18. The method according to claim 17 wherein said progenipoietin is progenipoietin- 1.

19. The method according claim 17 or 18 wherein said graft is an allogeneic graft.

20. The method according to claim 19 wherein said condition is graft versus host disease.

21. The method according to claim 18-20 wherein said graft is a bone marrow graft, spleen cell graft or stem cell graft.

22. The method according to any one of claims 17-21 wherein said graft is pre-treated with progenipoietin.

23. Use of progenipoietin or functional derivative, homologue, analogue, chemical equivalent or mimetic thereof in the manufacture of a composition for the treatment of a graft wherein said treatment down-regulates the immunoactivity of said graft.

24. Use according to claim 23 wherein said progenipoietin is progenipoietin- 1.

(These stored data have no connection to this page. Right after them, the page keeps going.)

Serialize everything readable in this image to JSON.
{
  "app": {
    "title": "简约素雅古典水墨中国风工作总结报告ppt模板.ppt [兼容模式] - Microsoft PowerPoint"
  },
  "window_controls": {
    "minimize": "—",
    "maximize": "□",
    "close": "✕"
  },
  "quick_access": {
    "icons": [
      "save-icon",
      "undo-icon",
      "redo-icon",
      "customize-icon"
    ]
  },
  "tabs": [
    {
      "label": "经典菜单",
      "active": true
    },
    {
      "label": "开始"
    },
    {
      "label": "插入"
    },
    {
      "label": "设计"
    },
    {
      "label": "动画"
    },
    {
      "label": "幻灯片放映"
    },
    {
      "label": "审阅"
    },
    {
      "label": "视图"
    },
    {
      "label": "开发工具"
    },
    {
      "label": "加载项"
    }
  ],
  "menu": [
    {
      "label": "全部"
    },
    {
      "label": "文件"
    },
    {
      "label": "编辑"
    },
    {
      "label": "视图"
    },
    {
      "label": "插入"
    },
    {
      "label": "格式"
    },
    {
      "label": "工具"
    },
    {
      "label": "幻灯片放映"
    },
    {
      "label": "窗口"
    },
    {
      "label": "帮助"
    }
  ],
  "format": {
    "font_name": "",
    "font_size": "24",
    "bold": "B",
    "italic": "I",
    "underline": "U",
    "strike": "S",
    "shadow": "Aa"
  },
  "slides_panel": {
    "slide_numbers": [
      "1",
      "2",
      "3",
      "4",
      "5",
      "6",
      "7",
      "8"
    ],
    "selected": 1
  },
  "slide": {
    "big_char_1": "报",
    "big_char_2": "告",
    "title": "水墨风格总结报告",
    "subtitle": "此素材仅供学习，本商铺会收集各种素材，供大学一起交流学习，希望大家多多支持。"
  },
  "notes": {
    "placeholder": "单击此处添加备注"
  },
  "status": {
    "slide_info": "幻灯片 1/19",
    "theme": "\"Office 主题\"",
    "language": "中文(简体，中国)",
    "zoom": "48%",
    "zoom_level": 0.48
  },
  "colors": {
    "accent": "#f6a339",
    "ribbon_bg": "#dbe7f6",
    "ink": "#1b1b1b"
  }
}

25. Use according to claim 23 or 24 wherein said graft is an allogeneic graft.

26. Use according to claim 23, 24 or 25 wherein said graft is a bone marrow graft, spleen cell graft or stem cell graft.

27. Use of progenipoietin or functional derivative, homologue, analogue, chemical equivalent or mimetic thereof in the manufacture of a medicament for the treatment of a condition characterised by the aberrant, unwanted or otherwise inappropriate immunoactivity of an immunocompetent graft wherein said treatment down- regulates the immunoactivity of the graft.

28. Use according to claim 27 wherein said progenipoietin is progenipoietin- 1.

29. Use according to claim 27 or 28 wherein said graft is an allogeneic graft.

30. Use according to claim 29 wherein said condition is graft versus host disease.

31. Use according to claim 27-30 wherein said graft is a bone marrow graft, spleen cell graft or stem cell graft.

32. Use according to claim 27-31 wherein said graft is pre-treated with progenipoietin.